Asymptotically Optimal Sequential Testing with Heterogeneous LLMs

We study a Bayesian binary sequential hypothesis testing problem with multiple large language models (LLMs). Each LLM $j$ has per-query cost $c_j>0$, random waiting time with mean $μ_j>0$ and sub-Gaussian tails, and \emph{asymmetric} accuracies: the probability of returning the correct label depends on the true hypothesis $θ\in\{A,B\}$ and needs not be the same under $A$ and $B$. This asymmetry induces two distinct information rates $(I_{j,A}, I_{j,B})$ per LLM, one under each hypothesis. The decision-maker chooses LLMs sequentially, observes their noisy binary answers, and stops when the posterior probability of one hypothesis exceeds $1-α$. The objective is to minimize the sum of expected query cost and expected waiting cost, $\mathbb{E}[C_π] + \mathbb{E}[g(W_π)]$, where $C_π$ is the total query cost, $W_π$ is the total waiting time and $g$ is a polynomial function (e.g., $g(x)=x^ρ$ with $ρ\ge 1$). We prove that as the error tolerance $α\to0$, the optimal policy is asymptotically equivalent to one that uses at most two LLMs. In this case, a single-LLM policy is \emph{not} generically optimal: optimality now requires exploiting a two-dimensional tradeoff between information under $A$ and information under $B$. Any admissible policy induces an expected information-allocation vector in $\mathbb{R}_+^2$, and we show that the optimal allocation lies at an extreme point of the associated convex set when $α$ is relatively small, and hence uses at most two LLMs. We construct belief-dependent policies that first mix between two LLMs when the posterior is ambiguous, and then switch to a single "specialist" LLM when the posterior is sufficiently close to one of the hypotheses. These policies match the universal lower bound up to a $(1+o(1))$ factor as $α\rightarrow 0$.

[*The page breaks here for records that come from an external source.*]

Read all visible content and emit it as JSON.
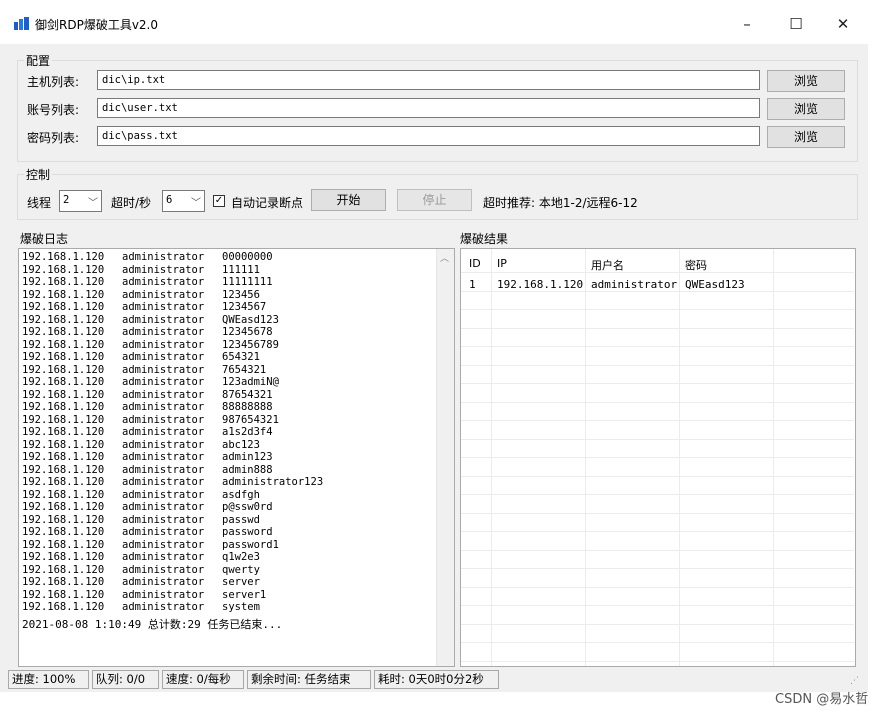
{
  "window": {
    "title": "御剑RDP爆破工具v2.0",
    "minimize": "–",
    "maximize": "☐",
    "close": "✕"
  },
  "config": {
    "legend": "配置",
    "host_label": "主机列表:",
    "host_value": "dic\\ip.txt",
    "user_label": "账号列表:",
    "user_value": "dic\\user.txt",
    "pass_label": "密码列表:",
    "pass_value": "dic\\pass.txt",
    "browse": "浏览"
  },
  "control": {
    "legend": "控制",
    "threads_label": "线程",
    "threads_value": "2",
    "timeout_label": "超时/秒",
    "timeout_value": "6",
    "autosave_label": "自动记录断点",
    "autosave_checked": true,
    "start": "开始",
    "stop": "停止",
    "hint": "超时推荐: 本地1-2/远程6-12"
  },
  "log": {
    "title": "爆破日志",
    "rows": [
      [
        "192.168.1.120",
        "administrator",
        "00000000"
      ],
      [
        "192.168.1.120",
        "administrator",
        "111111"
      ],
      [
        "192.168.1.120",
        "administrator",
        "11111111"
      ],
      [
        "192.168.1.120",
        "administrator",
        "123456"
      ],
      [
        "192.168.1.120",
        "administrator",
        "1234567"
      ],
      [
        "192.168.1.120",
        "administrator",
        "QWEasd123"
      ],
      [
        "192.168.1.120",
        "administrator",
        "12345678"
      ],
      [
        "192.168.1.120",
        "administrator",
        "123456789"
      ],
      [
        "192.168.1.120",
        "administrator",
        "654321"
      ],
      [
        "192.168.1.120",
        "administrator",
        "7654321"
      ],
      [
        "192.168.1.120",
        "administrator",
        "123admiN@"
      ],
      [
        "192.168.1.120",
        "administrator",
        "87654321"
      ],
      [
        "192.168.1.120",
        "administrator",
        "88888888"
      ],
      [
        "192.168.1.120",
        "administrator",
        "987654321"
      ],
      [
        "192.168.1.120",
        "administrator",
        "a1s2d3f4"
      ],
      [
        "192.168.1.120",
        "administrator",
        "abc123"
      ],
      [
        "192.168.1.120",
        "administrator",
        "admin123"
      ],
      [
        "192.168.1.120",
        "administrator",
        "admin888"
      ],
      [
        "192.168.1.120",
        "administrator",
        "administrator123"
      ],
      [
        "192.168.1.120",
        "administrator",
        "asdfgh"
      ],
      [
        "192.168.1.120",
        "administrator",
        "p@ssw0rd"
      ],
      [
        "192.168.1.120",
        "administrator",
        "passwd"
      ],
      [
        "192.168.1.120",
        "administrator",
        "password"
      ],
      [
        "192.168.1.120",
        "administrator",
        "password1"
      ],
      [
        "192.168.1.120",
        "administrator",
        "q1w2e3"
      ],
      [
        "192.168.1.120",
        "administrator",
        "qwerty"
      ],
      [
        "192.168.1.120",
        "administrator",
        "server"
      ],
      [
        "192.168.1.120",
        "administrator",
        "server1"
      ],
      [
        "192.168.1.120",
        "administrator",
        "system"
      ]
    ],
    "summary": "2021-08-08 1:10:49 总计数:29 任务已结束..."
  },
  "results": {
    "title": "爆破结果",
    "columns": [
      "ID",
      "IP",
      "用户名",
      "密码"
    ],
    "rows": [
      [
        "1",
        "192.168.1.120",
        "administrator",
        "QWEasd123"
      ]
    ]
  },
  "status": {
    "progress": "进度: 100%",
    "queue": "队列: 0/0",
    "speed": "速度: 0/每秒",
    "remaining": "剩余时间: 任务结束",
    "elapsed": "耗时: 0天0时0分2秒"
  },
  "watermark": "CSDN @易水哲"
}
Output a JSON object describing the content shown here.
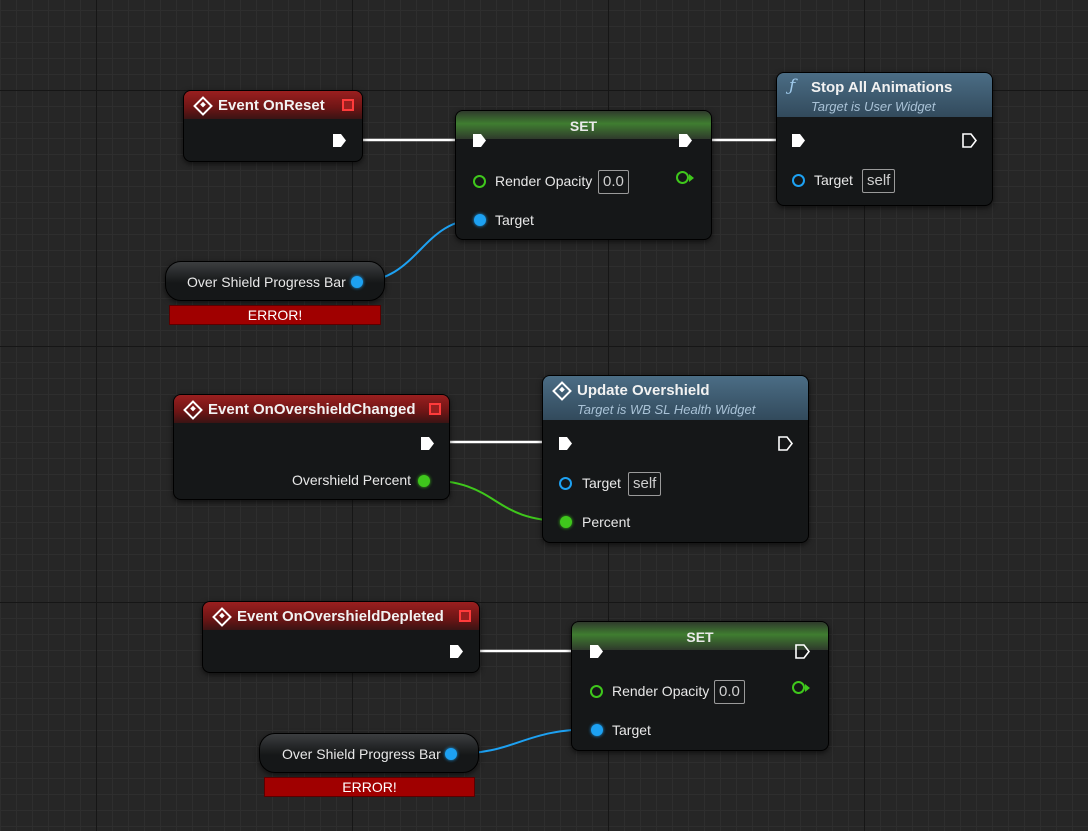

翻译：我们研究了一个涉及多个大语言模型(LLM)的贝叶斯二元序贯假设检验问题。每个LLM $j$ 具有每次查询成本$c_j>0$、平均等待时间$μ_j>0$且服从次高斯分布的随机等待时间，以及**非对称**精度：即返回正确标签的概率取决于真实假设$θ\in\{A,B\}$，且在$A$与$B$条件下不必相同。这种非对称性为每个LLM产生两个不同的信息率$(I_{j,A}, I_{j,B})$，分别对应两种假设。决策者依次选择LLM，观测其含噪的二元回答，并当某个假设的后验概率超过$1-α$时停止。优化目标是最小化期望查询成本与期望等待成本之和$\mathbb{E}[C_π] + \mathbb{E}[g(W_π)]$，其中$C_π$为总查询成本，$W_π$为总等待时间，$g$为多项式函数(例如$ρ≥1$时的$g(x)=x^ρ$)。我们证明当误差容限$α→0$时，最优策略渐近等价于最多使用两个LLM的策略。此时单LLM策略并**不是**一般意义上的最优解：最优性需要利用$A$假设与$B$假设下信息之间的二维权衡。任何可行策略都会在$\mathbb{R}_+^2$中诱导一个期望信息分配向量，我们证明当$α$足够小时，最优分配位于相关凸集的极值点，因此最多使用两个LLM。我们构建了依赖信念的策略：当后验概率模糊时先混合使用两个LLM，当后验概率足够接近某个假设时切换为单一"专家"LLM。这些策略在$α→0$时能达到与通用下界相差$(1+o(1))$因子的渐近性能。